Monday, April 9, 2012

Hevesy, George Charles von (1885-1966)

The son of a wealthy industrialist, Hevesy was educated at the University of Freiburg, where he obtained his PhD in 1908. Thereafter, in a career much interrupted by war and politics, Hevesy worked in seven different countries.

After brief periods in Zurich and Karlsruhe, Hevesy joined Rutherford in Manchester.

In 1923 Hevesy made the first application of a radioactive tracer – Pb 212 – to a biological system. The Pb-212 was used to label a lead salt that plants took up in solution.

From 1934,onwards he pioneered the use of radioactive tracers to study chemical processes, particularly in living organism.

Hevesy left Manchester in 1913 for the University of Vienna but, with the outbreak of World War I in 1914, he returned to his native Budapest.

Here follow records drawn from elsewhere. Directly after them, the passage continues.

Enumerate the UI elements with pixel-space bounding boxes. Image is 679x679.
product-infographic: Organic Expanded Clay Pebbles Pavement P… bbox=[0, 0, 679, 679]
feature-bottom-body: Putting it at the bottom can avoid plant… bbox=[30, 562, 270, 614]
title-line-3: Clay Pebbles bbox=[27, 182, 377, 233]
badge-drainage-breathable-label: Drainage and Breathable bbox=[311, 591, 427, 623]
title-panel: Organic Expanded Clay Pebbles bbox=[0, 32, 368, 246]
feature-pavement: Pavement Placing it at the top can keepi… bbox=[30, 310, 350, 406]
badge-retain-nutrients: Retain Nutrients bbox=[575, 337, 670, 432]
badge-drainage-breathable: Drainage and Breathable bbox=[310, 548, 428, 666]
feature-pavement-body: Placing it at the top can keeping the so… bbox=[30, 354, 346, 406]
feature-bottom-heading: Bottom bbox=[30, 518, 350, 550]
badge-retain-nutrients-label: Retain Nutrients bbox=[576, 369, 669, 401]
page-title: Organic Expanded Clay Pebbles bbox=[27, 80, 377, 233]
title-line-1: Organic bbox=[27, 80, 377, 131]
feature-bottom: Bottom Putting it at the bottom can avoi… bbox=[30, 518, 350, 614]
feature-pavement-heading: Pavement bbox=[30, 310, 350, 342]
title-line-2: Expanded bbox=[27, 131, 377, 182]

After war he worked in Copenhagen from 1920 to 1926, where he accepted the chair in physical chemistry at the University of Freiburg. Hevesy however, abandoned Germany with the rise of Hitler and return in 1934 to Denmark.

In 1935 he return to Freiburg and in World War II he fled to Sweden where he became professor at Stockholm.

Hevesy is also known for his discovery, in 1923, the new element hafnium in collaboration with Dirk Coster(1889 – 1950).

He was awarded the Noble Prize in chemistry in 1943. In 1959 he received the Atoms for Peace Award.